• As Steve notes, there have always been people within the business putting together DIY utilities.  These end up being mission critical.  I don't think I'm being massively cynical in saying that these systems are no worse in terms of documentation than their professional counterparts.  Validation of the inputs/outputs tends to be reasonable as the people building the systems are the primary source of expertise about the business subject area that they are automating.  They know what a dodgy answer looks like.  They are also very quick to respond to change and feedback.  In addition they are building for what they actually need, not what a committee has decided should be in-scope/out-of-scope.

    The problem comes when managing the realisation comes that their job has become maintaining and developing the systems they originally built for their own use.  They or their managers decide that enough is enough and that the systems should become part of the portfolio of systems that have to be looked after by IT.  I have done software archeology on such systems and have found a few consistent themes.

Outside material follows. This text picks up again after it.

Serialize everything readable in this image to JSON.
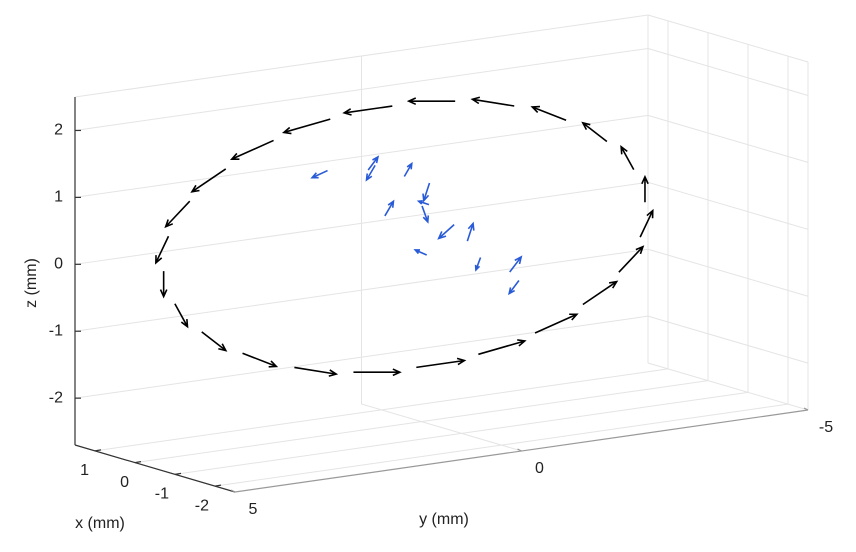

    • The core application (the V'yger core) is sound
    • The code has become ever more complicated in an attempt to absorb new features and facilities that should probably have not been included in the scope.
    • The code contains huge methods/functions that need to be refactored and deduplicated.
    • There is code written that duplicated things that are actually available as standard library functions.

    • Integration back into the IT portfolio is a major undertaking.

    • IT is not able to offer the same speed and flexibility in supporting change requests and bug fixes

    The difference between when I started IT development and today's world is that languages, libraries and frameworks make it far easier for DIY coders to achieve far more.  Udemy courses and Google have democratised IT.  Hardware is so powerful and cheap that the point at which these apps start to overwhelm that hardware is much higher.  Many apps never reach the point where the DIY programmer finds their backs to the wall in terms of performance.

    As a professional IT person my job has changed beyond all recognition.  What has remained is the requirement for a problem solving mindset, and an emphasis on simplifying things and finding ways for disparate systems to share data efficiently.